= Katibah Nusantara =

Katibah Nusantara or KN (Jawi: كتيبه نوسنتارا, Archipelago Battalion / Nusantara Battalion), also known as Katibah Nusantara Lid Daulah Islamiyyah, Malay archipelago unit for the Islamic State in Iraq and Syria and Majmu'ah al Arkhabiliy, was a Southeast Asian Jihadist Militant organization part of the Islamic State (IS), composed of Malay-speaking individuals, mostly from Indonesia and Malaysia, but also from the Philippines and Singapore. They received international attention for being the perpetrators of the 2016 Jakarta attacks. It was made up of about 30 small cells.

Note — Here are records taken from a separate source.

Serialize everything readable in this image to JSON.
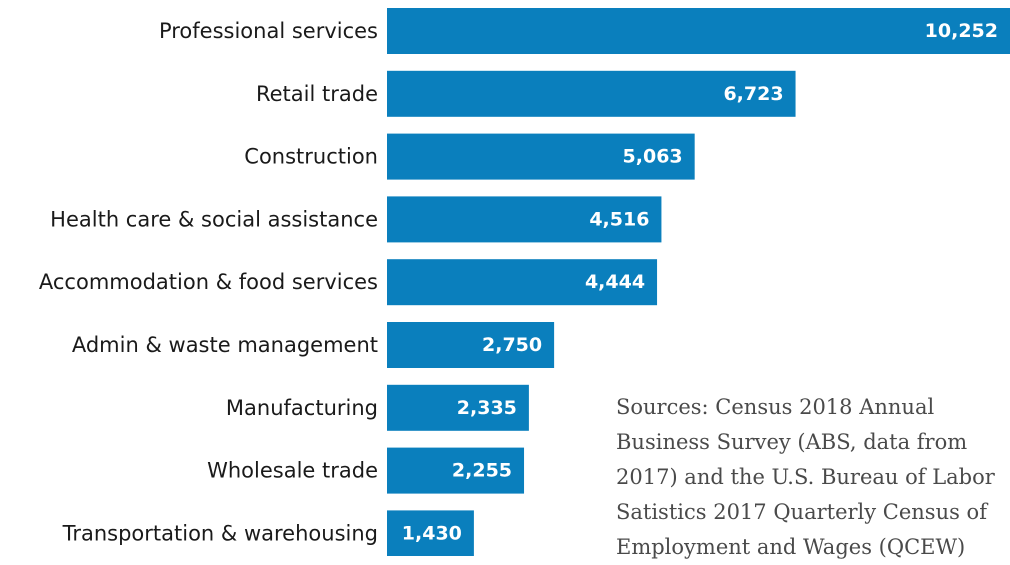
{
  "chart_data": {
    "type": "bar",
    "orientation": "horizontal",
    "categories": [
      "Professional services",
      "Retail trade",
      "Construction",
      "Health care & social assistance",
      "Accommodation & food services",
      "Admin & waste management",
      "Manufacturing",
      "Wholesale trade",
      "Transportation & warehousing"
    ],
    "values": [
      10252,
      6723,
      5063,
      4516,
      4444,
      2750,
      2335,
      2255,
      1430
    ],
    "value_labels": [
      "10,252",
      "6,723",
      "5,063",
      "4,516",
      "4,444",
      "2,750",
      "2,335",
      "2,255",
      "1,430"
    ],
    "bar_color": "#0a7fbd",
    "xlim": [
      0,
      10252
    ],
    "grid": false,
    "legend": "none"
  },
  "source_note": "Sources: Census 2018 Annual Business Survey (ABS, data from 2017) and the U.S. Bureau of Labor Satistics 2017 Quarterly Census of Employment and Wages (QCEW)"
}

It was listed as terror organisation by Malaysia.

==History==
Katibah Nusantara was formally launched on 26 September 2014, headquartered in Al-Shaddadi, in the Syrian province of Hasakah. Its training ground was located in Poso, Indonesia. In early April 2015, the unit achieved its first major combat success by capturing five Kurdish-held territories in Syria, speculating that the unit's main area of operations was still in Syria, before the 2016 Jakarta attacks.

==Leadership==
The unit's first known Amir, or leader, is Abu Ibrahim al-Indunisiy. In 2016, it was alleged that either Bahrun Naim, mastermind of the 2016 Jakarta attacks, or Bahrum Syah, known by his nom de guerre Abu Muhammad al Indonesi, took over leadership until the groups demise.